Much is made in the pilot about the family’s confidential information suddenly going public, but the new normals that actually matter to the series are Kenny’s sexuality and Eileen and Pat’s separation. That’s for the best. The Real O’Neal has some jagged edges, but its overall tone isn’t dark enough to wring any humor out of teenage eating disorders; Shannon’s Keyser Söze act lands more cleanly when she can show her Verbal Kint side. Really, there are enough potential stories in Plimpton’s and Galvin’s characters to make each the center of their own show: One about a woman starting all over (and sometimes actively fighting that restart) in the middle of her life, the other about a young man just starting to live his. In the four episodes of The Real O’Neals screened for critics, those two premises are shoehorned into a single show, which derives plenty of readymade conflict from a keeping-up-appearances Catholic and her openly gay son.
Galvin and Plimpton quickly establish themselves as the halves of the show’s central relationship, and their scenes together give The Real O’Neals both its most relatable family moments and its most outlandish sitcom beats. As Eileen’s front-page-of-the-church-bulletin life comes crashing down around her, Plimpton ably conveys a balance of maternal warmth and religious panic. Eileen’s fervor taps in to the wild-eyed energy that stole so many scenes for Plimpton on Fox’s underrated Raising Hope; unfortunately, it’s also what leads the character to conspire with her son’s former beard to screw the gay out of Kenny. Still, the show pops whenever Plimpton or newcomer Galvin is on the screen, sometimes in a literal, visual burst: Recurring fantasy sequences give The Real O’Neals a live-action-cartoon vibe reminiscent of Malcolm In The Middle, Scrubs, Don’t Trust The B—— In Apartment 23, or The Neighbors—all previous work experience for the folks writing and producing the O’Neals.

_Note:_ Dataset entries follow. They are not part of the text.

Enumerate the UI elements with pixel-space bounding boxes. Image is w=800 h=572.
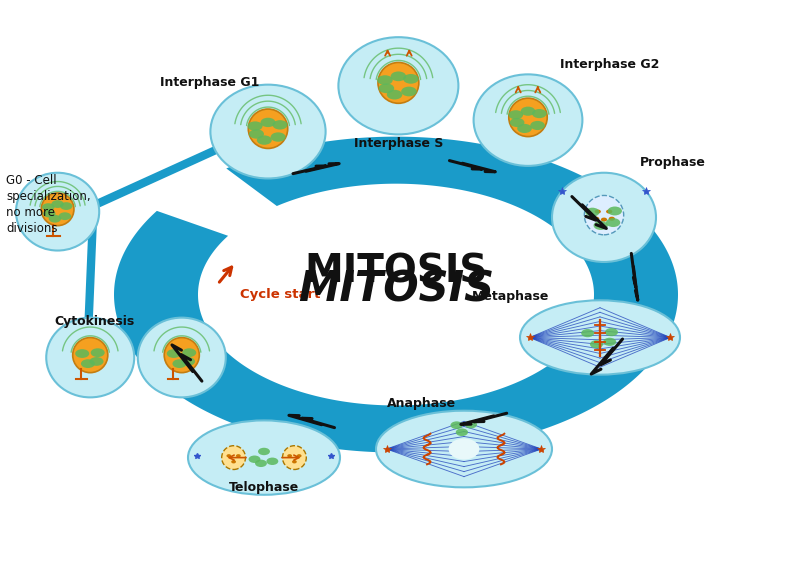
- Ellipse shape: [456, 428, 468, 436]
- Ellipse shape: [606, 218, 620, 227]
- Ellipse shape: [474, 74, 582, 166]
- Circle shape: [509, 98, 547, 137]
- Text: Cytokinesis: Cytokinesis: [54, 315, 134, 328]
- Ellipse shape: [520, 300, 680, 375]
- Text: Telophase: Telophase: [229, 480, 299, 494]
- Ellipse shape: [273, 120, 287, 129]
- Ellipse shape: [90, 348, 105, 357]
- Ellipse shape: [75, 349, 90, 358]
- Text: Interphase G2: Interphase G2: [560, 58, 659, 72]
- Ellipse shape: [401, 86, 417, 96]
- Text: G0 - Cell
specialization,
no more
divisions: G0 - Cell specialization, no more divisi…: [6, 174, 91, 236]
- Ellipse shape: [81, 359, 95, 368]
- Ellipse shape: [403, 74, 418, 84]
- Ellipse shape: [257, 136, 272, 145]
- Ellipse shape: [42, 203, 54, 211]
- Ellipse shape: [590, 340, 603, 348]
- Ellipse shape: [287, 454, 292, 458]
- Text: Interphase G1: Interphase G1: [160, 76, 259, 89]
- Ellipse shape: [608, 206, 622, 216]
- Text: Cycle start: Cycle start: [240, 288, 320, 301]
- Ellipse shape: [249, 129, 264, 138]
- Ellipse shape: [226, 454, 231, 458]
- Ellipse shape: [581, 329, 594, 337]
- Ellipse shape: [530, 121, 545, 130]
- Ellipse shape: [16, 173, 99, 251]
- Ellipse shape: [297, 454, 302, 458]
- Ellipse shape: [378, 84, 394, 93]
- Ellipse shape: [210, 85, 326, 178]
- Ellipse shape: [261, 118, 275, 127]
- Ellipse shape: [338, 37, 458, 134]
- Ellipse shape: [593, 217, 599, 221]
- Ellipse shape: [594, 209, 601, 213]
- Ellipse shape: [270, 132, 286, 142]
- Polygon shape: [114, 137, 678, 452]
- Circle shape: [73, 337, 108, 372]
- Ellipse shape: [43, 210, 55, 217]
- Ellipse shape: [188, 420, 340, 495]
- Ellipse shape: [552, 173, 656, 262]
- Ellipse shape: [60, 202, 73, 210]
- Circle shape: [282, 446, 306, 470]
- Ellipse shape: [138, 317, 226, 398]
- Ellipse shape: [49, 215, 61, 223]
- Ellipse shape: [605, 328, 618, 336]
- Ellipse shape: [51, 200, 64, 208]
- Ellipse shape: [517, 124, 532, 133]
- Circle shape: [164, 337, 199, 372]
- Ellipse shape: [258, 448, 270, 455]
- Ellipse shape: [521, 106, 535, 116]
- Ellipse shape: [450, 422, 462, 429]
- Ellipse shape: [181, 357, 195, 366]
- Circle shape: [584, 196, 624, 235]
- Ellipse shape: [166, 349, 181, 358]
- Ellipse shape: [377, 76, 393, 85]
- Text: Metaphase: Metaphase: [472, 290, 550, 303]
- Ellipse shape: [90, 357, 103, 366]
- Ellipse shape: [231, 460, 236, 463]
- Text: Interphase S: Interphase S: [354, 137, 443, 150]
- Ellipse shape: [236, 454, 241, 458]
- Ellipse shape: [465, 421, 477, 428]
- Ellipse shape: [266, 458, 278, 465]
- Ellipse shape: [386, 90, 402, 100]
- Ellipse shape: [46, 317, 134, 398]
- Ellipse shape: [510, 118, 525, 127]
- Ellipse shape: [249, 455, 261, 463]
- Ellipse shape: [255, 460, 267, 467]
- Circle shape: [222, 446, 246, 470]
- Circle shape: [248, 109, 288, 149]
- Ellipse shape: [601, 217, 607, 221]
- Ellipse shape: [376, 411, 552, 487]
- Ellipse shape: [292, 460, 297, 463]
- Ellipse shape: [390, 72, 406, 81]
- Ellipse shape: [606, 209, 612, 213]
- Ellipse shape: [594, 221, 608, 230]
- Text: Prophase: Prophase: [640, 156, 706, 169]
- Text: Anaphase: Anaphase: [387, 397, 456, 410]
- Ellipse shape: [532, 109, 546, 118]
- Text: MITOSIS: MITOSIS: [298, 269, 494, 311]
- Ellipse shape: [58, 212, 71, 220]
- Text: MITOSIS: MITOSIS: [304, 253, 488, 291]
- Ellipse shape: [586, 208, 599, 217]
- Circle shape: [42, 193, 74, 225]
- Ellipse shape: [182, 348, 196, 357]
- Ellipse shape: [609, 217, 615, 221]
- Ellipse shape: [603, 337, 616, 346]
- Circle shape: [378, 62, 419, 104]
- Ellipse shape: [449, 439, 479, 459]
- Ellipse shape: [509, 110, 523, 120]
- Ellipse shape: [247, 121, 262, 131]
- Ellipse shape: [173, 359, 186, 368]
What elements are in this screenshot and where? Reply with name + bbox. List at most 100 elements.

But that daydreaming streak—like the second-episode runner that visits mounting physical harm on Kenny’s ex, or the show’s reliance on hiding punchlines behind bleeped speech and blurred mouths—is a façade. Outside of Kenny and Eileen’s personal journeys, the stuff of The Real O’Neals trends toward the conventional: Jimmy frets about Pat moving out of the house, Pat and Eileen squabble over furniture purchases, Pat takes Shannon shopping for tampons. (Ferguson is his reliably charming self throughout, but the erstwhile Stan Rizzo deserves better than Pat O’Neal.) Not to mention that coming-out narratives have become their own sort of conventional, something a different ABC sitcom managed to sidestep and put to touching use earlier this broadcast season. Conservative watchdogs needn’t have feared The Real O’Neals, and Eileen doesn’t have to pray for the fictional ones, either. The wish she makes multiple times has already come true: By ABC standards, as well as modern conventions, the O’Neals couldn’t be more normal. It’s just too bad that they’re not as distinct as their show thinks they are. Eileen may want to blend in more, but The Real O’Neals needs to stand out.